Jintao Xue, Quanwei Yang, Chunyan Li, Yun Jing, Shuangxi Wang, Mingxiang Zhang, Peng Li
School of Pharmacy, Xinxiang Medical University, Xinxiang, Henan Province, PR China.
Department of pharmacy, Wuhan No. 1 Hospital, Wuhan, Hubei Province, PR China.
Planta Med. 2019 Jan;85(1):72-80. doi: 10.1055/a-0655-2211. Epub 2018 Jul 13.
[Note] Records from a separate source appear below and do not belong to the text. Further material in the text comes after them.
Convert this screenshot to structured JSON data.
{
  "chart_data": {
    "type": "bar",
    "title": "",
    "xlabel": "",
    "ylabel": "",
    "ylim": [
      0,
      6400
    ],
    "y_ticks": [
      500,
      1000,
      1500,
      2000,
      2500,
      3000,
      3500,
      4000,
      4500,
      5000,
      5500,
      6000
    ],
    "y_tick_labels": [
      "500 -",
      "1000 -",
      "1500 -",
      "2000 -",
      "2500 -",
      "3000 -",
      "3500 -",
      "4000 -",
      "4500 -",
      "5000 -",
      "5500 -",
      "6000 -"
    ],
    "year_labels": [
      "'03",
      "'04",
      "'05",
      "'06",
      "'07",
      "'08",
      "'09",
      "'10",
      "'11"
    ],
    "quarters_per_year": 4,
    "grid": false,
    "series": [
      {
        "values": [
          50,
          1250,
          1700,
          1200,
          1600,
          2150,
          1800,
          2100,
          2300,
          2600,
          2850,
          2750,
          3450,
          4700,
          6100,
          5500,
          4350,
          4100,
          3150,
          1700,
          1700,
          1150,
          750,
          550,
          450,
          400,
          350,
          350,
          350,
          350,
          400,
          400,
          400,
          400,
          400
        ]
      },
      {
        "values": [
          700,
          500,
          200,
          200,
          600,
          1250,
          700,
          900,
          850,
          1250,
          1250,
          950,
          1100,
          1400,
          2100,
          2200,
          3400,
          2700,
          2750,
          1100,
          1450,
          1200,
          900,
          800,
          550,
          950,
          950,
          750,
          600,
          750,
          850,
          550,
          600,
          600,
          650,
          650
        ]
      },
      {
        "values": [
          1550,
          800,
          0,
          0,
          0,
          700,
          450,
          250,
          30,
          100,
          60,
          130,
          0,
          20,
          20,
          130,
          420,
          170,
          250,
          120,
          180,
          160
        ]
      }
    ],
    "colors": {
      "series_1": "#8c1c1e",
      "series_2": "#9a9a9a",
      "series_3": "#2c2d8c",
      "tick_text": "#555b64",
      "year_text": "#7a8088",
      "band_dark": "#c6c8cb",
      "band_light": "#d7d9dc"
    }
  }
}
Motivated by the wide use of Scutellariae Radix (SR) in the food and pharmaceutical industries, a rapid and non-destructive near-infrared spectroscopy (NIRS) method was developed for the simultaneous analysis of three main active components in raw SR and SR processed by stir-frying with wine. From seven geographical areas, 58 samples were collected. The reference contents for the SR components baicalin, baicalein, and wogonin were determined by high-performance liquid chromatography. Two multivariate analysis methods, partial least-squares (PLS) regression as a linear regression method and artificial neural networks (ANN) as a nonlinear regression method, were applied to the NIR data, and their results were compared. In the PLS model, different model parameters (i.e., 11 spectral pre-treatment methods), spectral region, and latent variables were investigated to optimize the calibration model; additionally, the ANN model was applied with five different spectral pre-treatment methods and six algorithms. For the optimal model parameters, the correlation coefficients of the calibration set for baicalin, baicalein, and wogonin were 0.9979, 0.9786, and 0.9773, respectively; the correlation coefficients of the prediction set were 0.9756, 0.9843, and 0.9592, respectively; the root mean square error of validation values were 0.215, 0.321, and 0.174, respectively. The optimal NIR models were then employed to analyze the effects of processing and geographical regions on analyte contents. The established NIR methods were robust, accurate, and reproducible. NIRS may be a promising approach for the routine screening and quality control of traditional Chinese medicines.
受黄芩在食品和制药行业广泛应用的推动,开发了一种快速无损的近红外光谱(NIRS)方法,用于同时分析生黄芩及酒炙黄芩中的三种主要活性成分。从七个地理区域收集了58个样品。采用高效液相色谱法测定黄芩中黄芩苷、黄芩素和汉黄芩素的参考含量。将偏最小二乘法(PLS)回归作为线性回归方法和人工神经网络(ANN)作为非线性回归方法这两种多元分析方法应用于近红外数据,并比较它们的结果。在PLS模型中,研究了不同的模型参数(即11种光谱预处理方法)、光谱区域和潜在变量,以优化校准模型;此外,ANN模型采用了五种不同的光谱预处理方法和六种算法。对于最优模型参数,黄芩苷、黄芩素和汉黄芩素校准集的相关系数分别为0.9979、0.9786和0.9773;预测集的相关系数分别为0.9756、0.9843和0.9592;验证值的均方根误差分别为0.215、0.321和0.174。然后采用最优的近红外模型分析加工和地理区域对分析物含量的影响。所建立的近红外方法稳健、准确且可重复。近红外光谱法可能是一种用于中药常规筛选和质量控制的有前途的方法。